Experimental mononeuropathy reduces the antinociceptive effects of morphine: implications for common intracellular mechanisms involved in morphine tolerance and neuropathic pain

Abstract

Recent evidence suggests that hyperalgesia and morphine tolerance, two seemingly unrelated phenomena, have in common certain neural substrates such as activation of the N-methyl-D-aspartate (NMDA) receptor and the subsequent intracellular activation of protein kinase C and nitric oxide. Should common cellular elements be involved in hyperalgesia and morphine tolerance, these cellular and intracellular commonalities might be expected to result in interactions between these two phenomena. Indeed, our previous studies have shown that thermal hyperalgesia develops when animals are made tolerant to the antinociceptive effects of morphine. In this study, we examined the hypothesis that reduction of morphine antinociception occurs following unilateral ligation of the rats's sciatic nerve, a procedure which produces symptoms of a neuropathic pain syndrome including thermal hyperalgesia.

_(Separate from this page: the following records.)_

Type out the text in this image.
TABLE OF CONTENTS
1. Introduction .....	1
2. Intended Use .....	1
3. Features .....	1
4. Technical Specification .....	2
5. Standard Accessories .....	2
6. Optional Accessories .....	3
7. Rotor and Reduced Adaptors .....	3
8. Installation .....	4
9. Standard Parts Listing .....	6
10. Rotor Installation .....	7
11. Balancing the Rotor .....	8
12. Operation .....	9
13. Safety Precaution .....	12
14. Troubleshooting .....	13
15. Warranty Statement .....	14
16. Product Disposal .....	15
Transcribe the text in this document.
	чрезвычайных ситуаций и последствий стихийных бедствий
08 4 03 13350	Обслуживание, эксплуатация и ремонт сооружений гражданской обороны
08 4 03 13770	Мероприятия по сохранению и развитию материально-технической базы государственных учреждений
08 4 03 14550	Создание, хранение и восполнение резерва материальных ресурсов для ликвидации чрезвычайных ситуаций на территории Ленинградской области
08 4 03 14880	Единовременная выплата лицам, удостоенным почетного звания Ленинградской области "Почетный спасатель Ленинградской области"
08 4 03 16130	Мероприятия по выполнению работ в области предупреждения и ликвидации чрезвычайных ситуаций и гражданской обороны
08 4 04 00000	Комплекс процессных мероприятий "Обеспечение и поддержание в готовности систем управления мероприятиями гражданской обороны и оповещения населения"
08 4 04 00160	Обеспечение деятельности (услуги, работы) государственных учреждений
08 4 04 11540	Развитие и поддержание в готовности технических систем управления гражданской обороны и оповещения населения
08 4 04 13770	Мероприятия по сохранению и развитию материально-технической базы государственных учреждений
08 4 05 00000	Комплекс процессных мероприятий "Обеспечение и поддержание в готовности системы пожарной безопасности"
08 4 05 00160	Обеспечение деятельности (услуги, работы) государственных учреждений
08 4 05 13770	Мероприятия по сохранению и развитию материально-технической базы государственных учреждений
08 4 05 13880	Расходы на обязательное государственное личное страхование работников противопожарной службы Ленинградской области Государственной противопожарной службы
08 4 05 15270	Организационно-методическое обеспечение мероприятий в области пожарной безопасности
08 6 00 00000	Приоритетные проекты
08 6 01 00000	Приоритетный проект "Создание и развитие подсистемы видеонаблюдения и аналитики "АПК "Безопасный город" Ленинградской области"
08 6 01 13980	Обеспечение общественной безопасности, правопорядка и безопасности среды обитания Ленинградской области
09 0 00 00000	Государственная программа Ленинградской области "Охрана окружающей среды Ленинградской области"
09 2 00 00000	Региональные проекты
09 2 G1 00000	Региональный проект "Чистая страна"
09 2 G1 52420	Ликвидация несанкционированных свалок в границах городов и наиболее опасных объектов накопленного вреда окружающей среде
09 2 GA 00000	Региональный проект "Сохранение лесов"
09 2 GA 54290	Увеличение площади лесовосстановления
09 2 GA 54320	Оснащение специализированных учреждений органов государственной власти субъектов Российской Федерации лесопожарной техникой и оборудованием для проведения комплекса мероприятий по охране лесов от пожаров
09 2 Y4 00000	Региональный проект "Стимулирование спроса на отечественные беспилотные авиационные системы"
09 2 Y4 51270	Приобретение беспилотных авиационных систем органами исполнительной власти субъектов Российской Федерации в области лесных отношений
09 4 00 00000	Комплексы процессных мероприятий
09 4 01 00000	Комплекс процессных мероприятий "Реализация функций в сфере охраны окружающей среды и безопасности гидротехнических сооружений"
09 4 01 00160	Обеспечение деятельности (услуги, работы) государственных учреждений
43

When tested using the paw-withdrawal test on day 8 (D₈) after either nerve ligation or sham operation, a single intrathecal treatment with 10 μg morphine sulfate (30 min after administration) produced significant antinociception in sham-operated rats but not in nerve-injured ones. These results also were obtained when thermal hyperalgesia was reversed in nerve-injured rats by the non-competitive NMDA receptor antagonist MK-801. Consistently, 8 days after sciatic nerve ligation but not after a sham operation, an approximately 6-fold rightward shift occurred in the morphine antinociceptive dose-response curve. This rightward shift of the morphine antinociceptive dose-response curve did not occur at 24 h after either nerve ligation or sham operation. In addition, once daily treatment with 10 nmol MK-801 from D₂ to D₇ after nerve ligation prevented both the development of thermal hyperalgesia and the rightward shift of the morphine antinociceptive dose-response curve on D₈. The results indicate that the antinociceptive effects of morphine are reduced in nerve-injured rats in the absence of daily exposure to morphine and that the NMDA receptor activation may have a critical role in mechanisms of this phenomenon. These data provide further evidence indicating that interactions do occur between neural mechanisms underlying thermal hyperalgesia and morphine tolerance.